Infectious arthritis or septic arthritis is infection in a joint that is caused due to bacteria, virus, or fungus responsible for an infection in another part of the body but travels through the bloodstream.

For example, the patient might be having urinary tract infection but the bacteria might enter the bloodstream, then travel and attack a joint resulting in septic arthritis. Septic arthritis is a medical emergency and prompt diagnosis and treatment is essential.

Older adults are more prone to develop septic arthritis and its diagnosis is challenging due to the lack of consistent signs and symptoms with sepsis in many cases. The right diagnosis and the subsequent treatment is largely dependent on the physician’s experience.

The temperature spike is very less and even minor elevations may indicate significant bacteremia, and the changes caused by the septic arthritis are very subtle and nonspecific. There are a number of conditions that mimic septic arthritis. Hence arriving at the diagnosis of septic arthritis is very difficult. Systemic changes like anorexia, falls, and weight losscan be notedcan also be noted.

It is also quite common to witness conditions like osteoarthritis in the older adult population that carry symptoms of pain and swelling in multiple joints. In case of an infected joint, the symptoms displayed may be out of proportion to the background disease activity, making it difficult to arrive at the diagnosis of septic arthritis.

A few studies conducted also show that septic arthritis can affect multiple joints in the older adults, around 22%, contradicting the belief that septic arthritis affects a single joint only. Studies also show that the prognosis is not great and there is development of septic arthritis in structurally abnormal joints.

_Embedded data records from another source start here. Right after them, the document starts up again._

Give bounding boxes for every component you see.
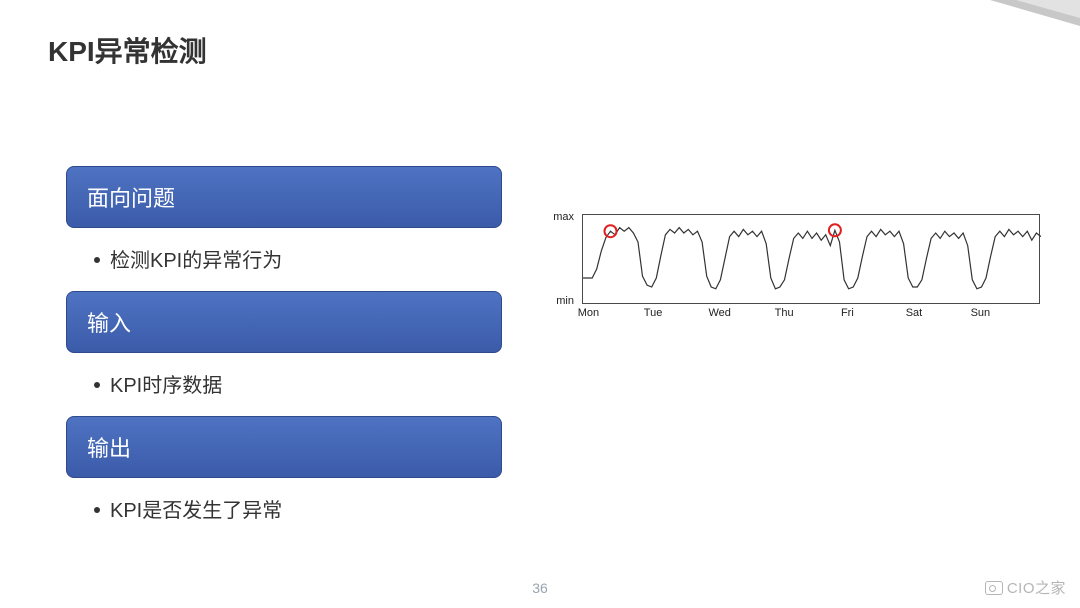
block-body: KPI是否发生了异常 [66, 478, 502, 541]
x-tick-label: Mon [578, 307, 599, 319]
block-header: 面向问题 [66, 166, 502, 228]
x-tick-label: Wed [709, 307, 731, 319]
kpi-timeseries-chart: max min Mon Tue Wed Thu Fri Sat Sun [550, 214, 1050, 324]
x-tick-label: Thu [775, 307, 794, 319]
block-problem: 面向问题 检测KPI的异常行为 [66, 166, 502, 291]
block-input: 输入 KPI时序数据 [66, 291, 502, 416]
y-max-label: max [553, 211, 574, 223]
bullet-icon [94, 257, 100, 263]
y-axis-labels: max min [550, 214, 580, 304]
slide: { "title": "KPI异常检测", "blocks": [ { "hea… [0, 0, 1080, 608]
chart-svg [583, 215, 1041, 305]
bullet-text: 检测KPI的异常行为 [110, 250, 282, 272]
bullet-text: KPI时序数据 [110, 375, 222, 397]
x-tick-label: Fri [841, 307, 854, 319]
block-header: 输出 [66, 416, 502, 478]
y-min-label: min [556, 295, 574, 307]
block-body: 检测KPI的异常行为 [66, 228, 502, 291]
block-header: 输入 [66, 291, 502, 353]
block-output: 输出 KPI是否发生了异常 [66, 416, 502, 541]
kpi-series-line [583, 228, 1041, 289]
corner-decoration [990, 0, 1080, 60]
watermark: CIO之家 [985, 577, 1066, 598]
bullet-icon [94, 382, 100, 388]
page-number: 36 [532, 580, 548, 596]
slide-title: KPI异常检测 [48, 30, 207, 70]
bullet-text: KPI是否发生了异常 [110, 500, 282, 522]
watermark-text: CIO之家 [1007, 577, 1066, 598]
content-blocks: 面向问题 检测KPI的异常行为 输入 KPI时序数据 输出 KPI是否发生了异常 [66, 166, 502, 541]
x-tick-label: Sat [906, 307, 923, 319]
watermark-icon [985, 581, 1003, 595]
chart-plot-area [582, 214, 1040, 304]
x-tick-label: Tue [644, 307, 663, 319]
bullet-icon [94, 507, 100, 513]
x-tick-label: Sun [971, 307, 991, 319]
block-body: KPI时序数据 [66, 353, 502, 416]
x-axis-labels: MonTueWedThuFriSatSun [582, 307, 1040, 323]
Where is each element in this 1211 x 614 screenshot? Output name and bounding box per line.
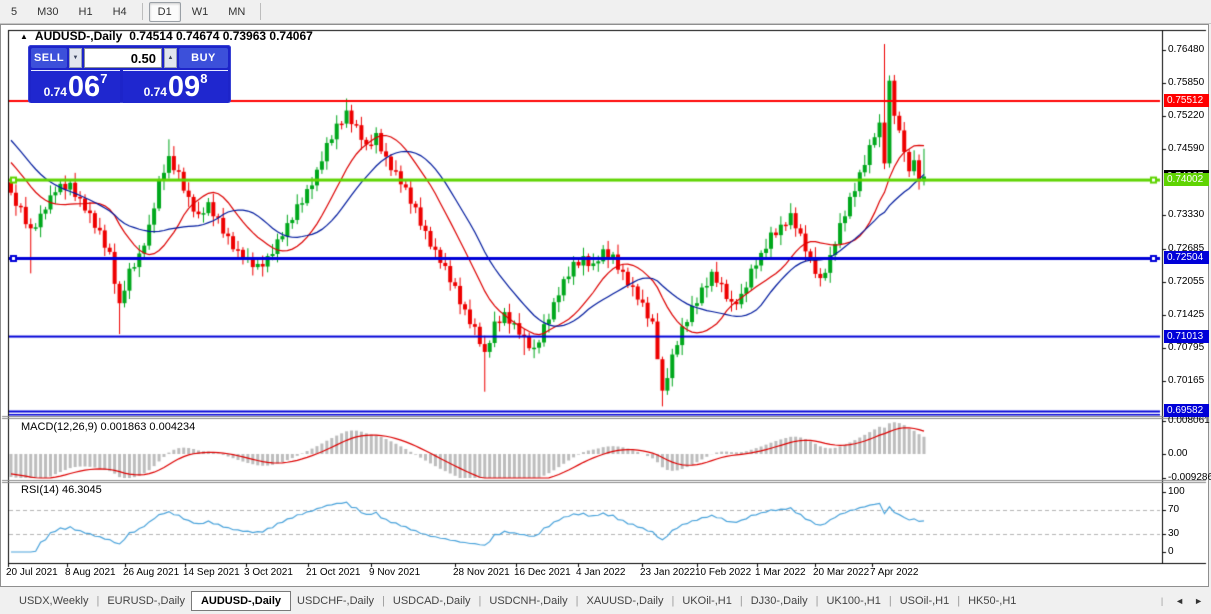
tab-usdcnh--daily[interactable]: USDCNH-,Daily (489, 594, 568, 607)
lot-decrease-button[interactable]: ▼ (69, 48, 82, 68)
date-axis-label: 26 Aug 2021 (123, 567, 180, 578)
rsi-axis-label: 70 (1168, 504, 1180, 515)
tab-separator: | (382, 594, 385, 607)
tab-usdchf--daily[interactable]: USDCHF-,Daily (297, 594, 375, 607)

The other risk factors for the development of septic arthritis include rheumatoid arthritis, prosthetic joints, diabetes, intravenous drug abuse, cutaneous ulcers, alcoholism, and osteoarthritis. If the patient has any of these pre-existent conditions, then the suspicion of septic arthritis should ideally increase. Since the older adults are more likely to have a pre-existing joint disease, this section of the population is also more likely to develop septic arthritis.Conditions such as diabetes and skin ulcerations can be seen more commonly in this section of the population, increasing the risk of septic arthritis further.

Although the most common reason for septic arthritis is Staphylococcus and Streptococcus,it is Gram-negative bacillus that is more common in the older patients. Additional risk factors for Gram-negative bacillus include UTI recently, urinary catheterization, or immunosuppression.

Due to the fact that the etiology of septic arthritis is evolving and the germs are becoming more resistant, it is becoming a bigger challenge to treat septic arthritis and this is a major concern.

In case septic arthritis is suspected, a joint aspiration needs to be performed and the synovial fluid sent to the lab for culture and microscopic analysis even before commencing antibiotic therapy. Microscopic analysis and Gram stain may not give accurate results and reveal germs in only 50% of cases. Culture of the fluid and other blood tests will help in proper diagnosis, but it must be noted that there can still be cases with no positive microbiological proof.

The removal of purulent material along with appropriate antibiotic therapy is the treatment for suspected or proven septic arthritis, but the commencement of antibiotic therapy must be exercised with caution taking into account the various side effects and the older patient’s condition.